In the spirit of lockdown, and by way of testament to enduring friendship, I've been growing potatoes on my roof garden in tubs given to me by my longest-serving friend last Christmas. Everything to do with this process has been slightly more complicated, but much more enriching, than pandemic shopping: taking compost out of storage in my attic, climbing out of the window to plant seed potatoes ordered online during the #th lockdown, working out how to water the tubs in the dry spells with arcs of water poured from a watering can from the same window.
After the problem-solving, and the anticipation, the harvest has been so satisfying - searching through soil to find, well, to find these:
I've staged this harvest, taking only enough spuds at a time for the next meal in order to achieve that tub-to-table-in-20-minutes freshness which has been the whole point, or at least a good part of the point. I've served them with mint from the window box, and roasted them with rosemary which grows next to the mint.

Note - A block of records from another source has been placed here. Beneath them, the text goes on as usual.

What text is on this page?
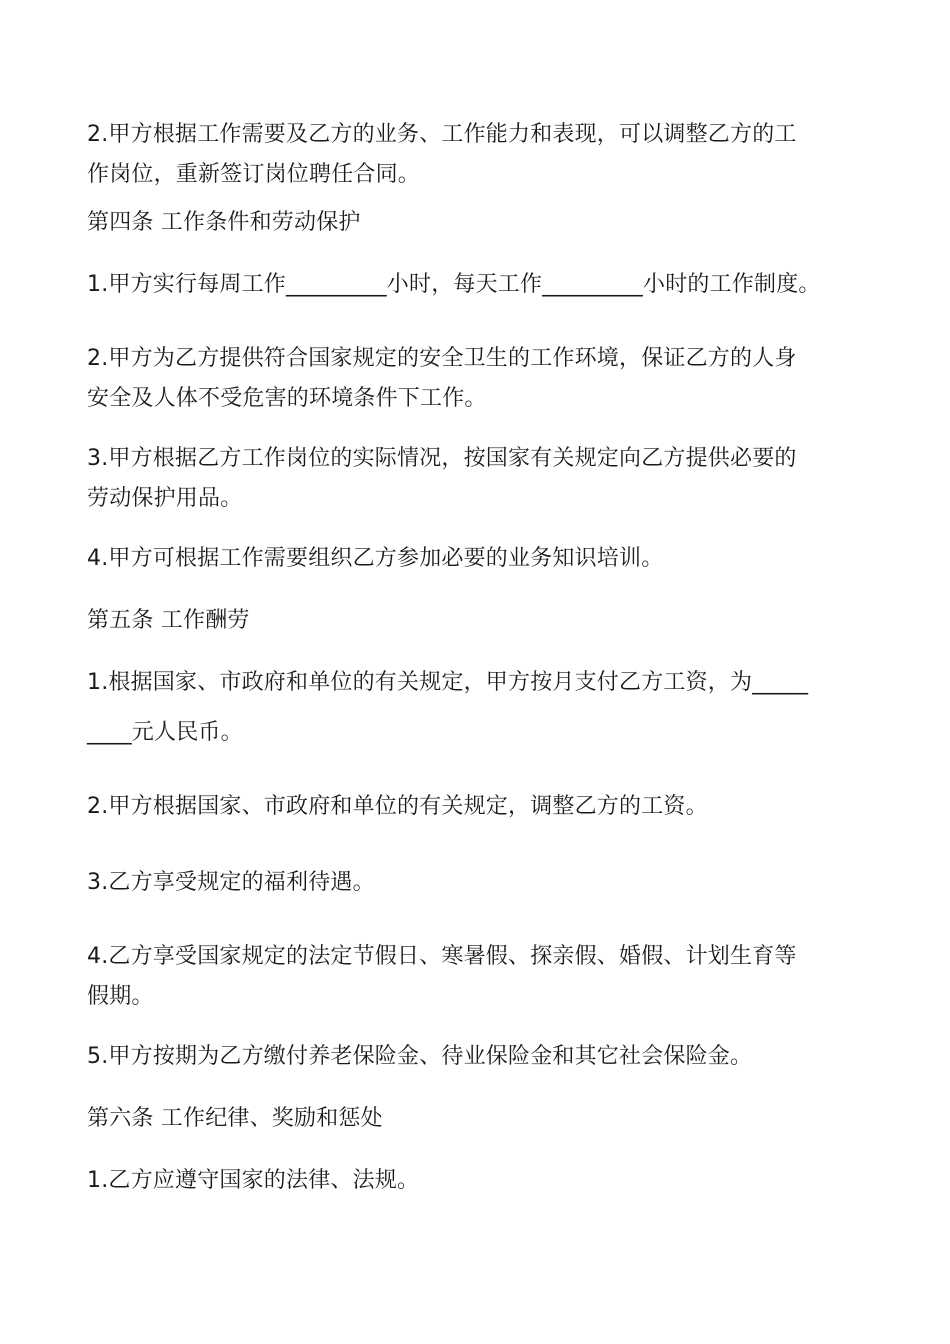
2.甲方根据工作需要及乙方的业务、工作能力和表现，可以调整乙方的工
作岗位，重新签订岗位聘任合同。
第四条 工作条件和劳动保护
1.甲方实行每周工作_________小时，每天工作_________小时的工作制度。
2.甲方为乙方提供符合国家规定的安全卫生的工作环境，保证乙方的人身
安全及人体不受危害的环境条件下工作。
3.甲方根据乙方工作岗位的实际情况，按国家有关规定向乙方提供必要的
劳动保护用品。
4.甲方可根据工作需要组织乙方参加必要的业务知识培训。
第五条 工作酬劳
1.根据国家、市政府和单位的有关规定，甲方按月支付乙方工资，为_____
____元人民币。
2.甲方根据国家、市政府和单位的有关规定，调整乙方的工资。
3.乙方享受规定的福利待遇。
4.乙方享受国家规定的法定节假日、寒暑假、探亲假、婚假、计划生育等
假期。
5.甲方按期为乙方缴付养老保险金、待业保险金和其它社会保险金。
第六条 工作纪律、奖励和惩处
1.乙方应遵守国家的法律、法规。
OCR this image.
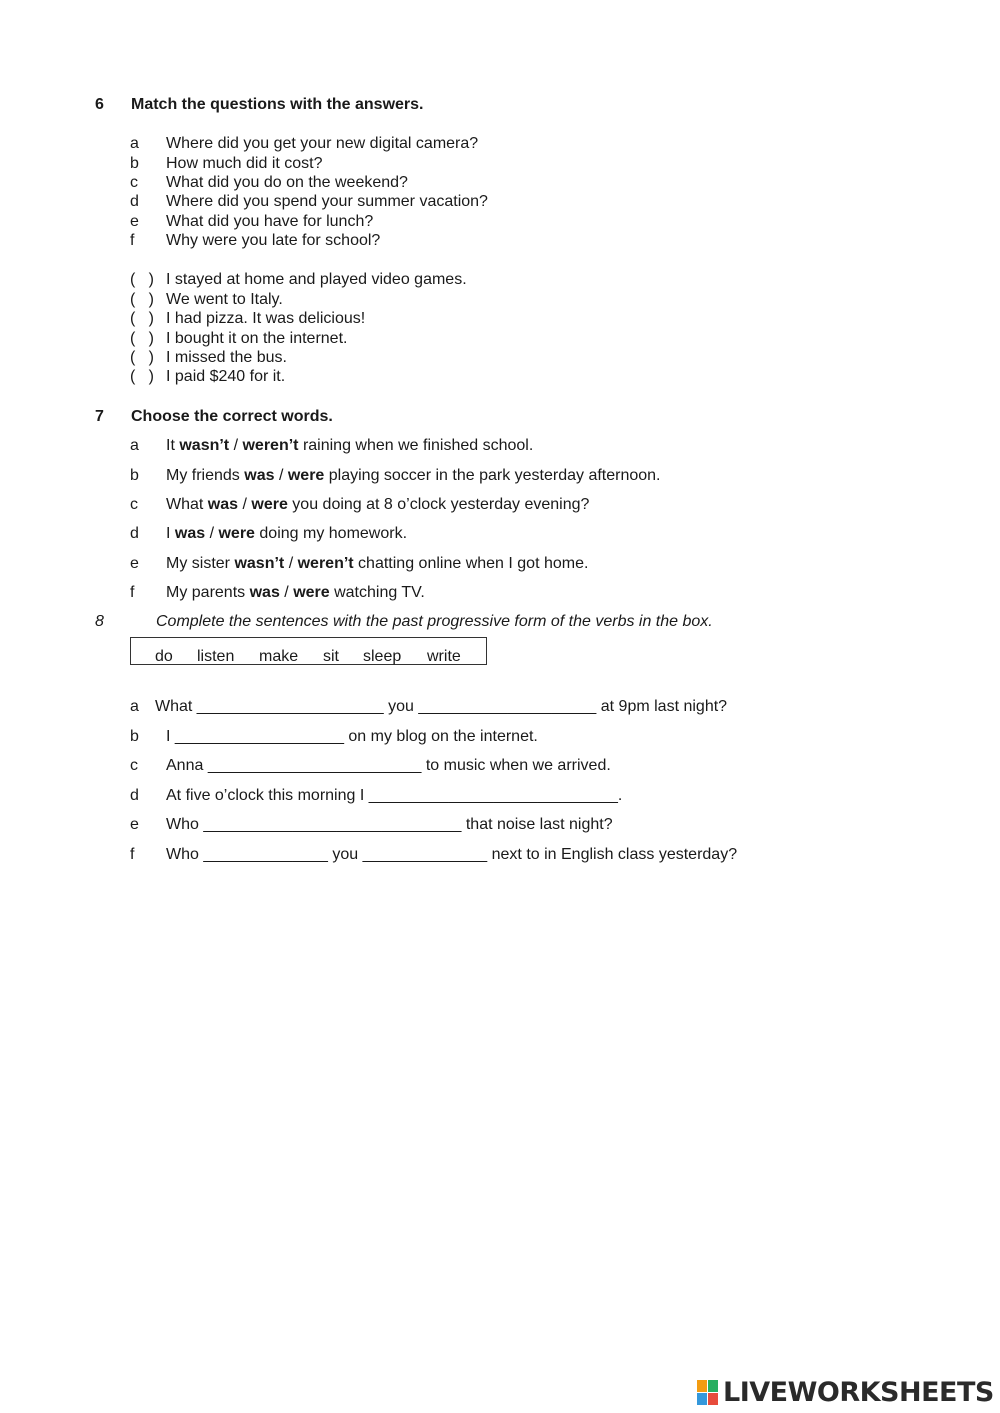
6 Match the questions with the answers.
a Where did you get your new digital camera?
b How much did it cost?
c What did you do on the weekend?
d Where did you spend your summer vacation?
e What did you have for lunch?
f Why were you late for school?
(   ) I stayed at home and played video games.
(   ) We went to Italy.
(   ) I had pizza. It was delicious!
(   ) I bought it on the internet.
(   ) I missed the bus.
(   ) I paid $240 for it.
7 Choose the correct words.
a It wasn’t / weren’t raining when we finished school.
b My friends was / were playing soccer in the park yesterday afternoon.
c What was / were you doing at 8 o’clock yesterday evening?
d I was / were doing my homework.
e My sister wasn’t / weren’t chatting online when I got home.
f My parents was / were watching TV.
8	Complete the sentences with the past progressive form of the verbs in the box.
do listen make sit sleep write
a What _____________________ you ____________________ at 9pm last night?
b I ___________________ on my blog on the internet.
c Anna ________________________ to music when we arrived.
d At five o’clock this morning I ____________________________.
e Who _____________________________ that noise last night?
f Who ______________ you ______________ next to in English class yesterday?
LIVEWORKSHEETS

With the next and final serving, I plan to smother then in buttery sage - the window box sage is flourishing, having been dug up and sent to me by Morar by Royal Mail last autumn. She'd read I didn't have any to go with my parsley, rosemary, and thyme (I Bottle Abundance).
The rest of the point of the harvest has been to do with the pleasure of engaging in the physical world, the necessity of it. The joy of it is the reminder that growth often takes place out of sight ... but oh ... this is beginning to sound like it's heading in the direction of a sermon ...
You're right, dear reader: I'm going to use my potato harvest as a metaphor for creativity. You see, all the while these Charlottes were growing underground, I've been working on poems hidden in a file on my computer since 2019, now published by Fair Acre Press. I'd originally hoped their coming to light would coincide with Beethoven's 250th birthday in December 2020. This late harvest has also come in stages: a Zoom launch, a reading at the Poetry Pharmacy, and then a performance in mid-Devon on a summer's evening of extraordinary heat and calm.
Carol Caffrey and I had hatched the idea of a joint event back in the spring when our host, Richard Higgins, was looking for productions for a short season of open air events. It had seemed, then, so theoretical, so impossible: the chances were that it would never happen.
And then, it did.
Our journey down the M5 and through the high-hedged lanes was long. When we saw our names in huge letters on arrival at Brushford Barton, it was as if we had dug our hands into the soil, and, unbelieving until the moment of contact, found potatoes ...
The following evening, in the house's beautiful enclosed courtyard, Carol's performance of Music for Dogs was wonderful as ever. I've seen the play six, maybe seven, times and it's just as well, as this time I was on sound desk duty. As she performed, in addition to the pre-recordings, extra barks floated across from the nearby lawns - Carol integrated these into the story like the pro that she is. She was amongst dog-lovers, and the audience loved her and the play, laughing and sighing in all the right places.
When it was my turn, I read, for the first time, the whole sequence of GREAT MASTER / small boy, finding inspiration from the company of Beethoven himself. Richard had placed a wonderful carving of the Master next to me on the stage, complete with a 250th birthday candle.
For the two days we were at Brushford Barton, the world felt complete - a place of kindness, of hospitality, of growth and creativity: a place in which it is safe to be an artist, to bring new things to the surface, and to enjoy them in company.